Previous research has revealed how long ago different species of flightless birds branched off from their flying relatives. The ancestors of ostriches, for example, lost the ability to fly much longer ago than the ancestors of a flightless South American duck called the Fuegian steamer. Dr. Evan Saitta from the Field Museum in Chicago Saitta and the corresponding author of the paper found that these species’ feathers are very different. “Ostriches have been flightless for so long that their feathers are no longer optimized for being aerodynamic,” Dr. Saitta says in a press release. As a result, their feathers have become so long and shaggy that they’re sometimes used in feather dusters and boas. But even though Fuegian streamers can no longer fly, they lost this ability relatively recently, and their feathers remain similar to those of their flying cousins.

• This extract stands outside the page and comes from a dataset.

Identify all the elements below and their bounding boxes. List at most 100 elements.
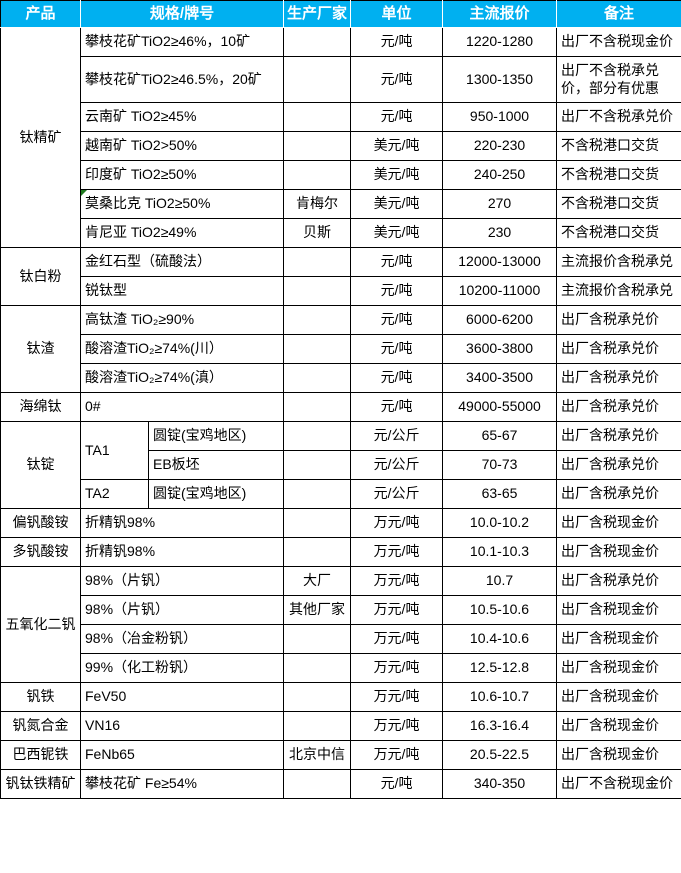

Dr. Saitta says he was surprised by how long it seemed to take flightless birds to lose the feather features that would have helped them fly. It didn’t seem to make sense why a flightless species would “waste”” energy growing a bunch of feathers optimized for an activity that it no longer did, or why feathers no longer required for flight wouldn’t be freed up to evolve into a wide variety of forms.

When bird embryos develop feathers, those feathers increase in complexity in the same general order that those feather features first evolved in dinosaurs. After losing the ability to fly, birds lose those feather features in the opposite order that they first evolved. Some more recently-evolved feather adaptations, like the asymmetry in the flight feathers that allows birds to fly, are easier to change, and thus disappear relatively quickly once birds no longer need to fly. But overall, the basic feather structure is like those load-bearing walls. It takes a lot of evolutionary time for the underlying development of a standard feather to be transformed into producing something like a plume-y ostrich feather.

Dr. Saitta and his colleagues also found that certain larger features changed relatively quickly once a lineage lost the ability to fly. “The first thing to change when birds lose flight, possibly even before the flight feathers become symmetrical, is the proportion of their wings and their tails. We therefore see skeletal changes and also a change in overall body mass,” he says.

The reason behind this may be the comparative ‘costs’ to grow these features. When animals develop, it takes a lot more energy to grow bones than it does to grow feathers — so evolution “prioritises” changing the skeleton before the majority of the feathers.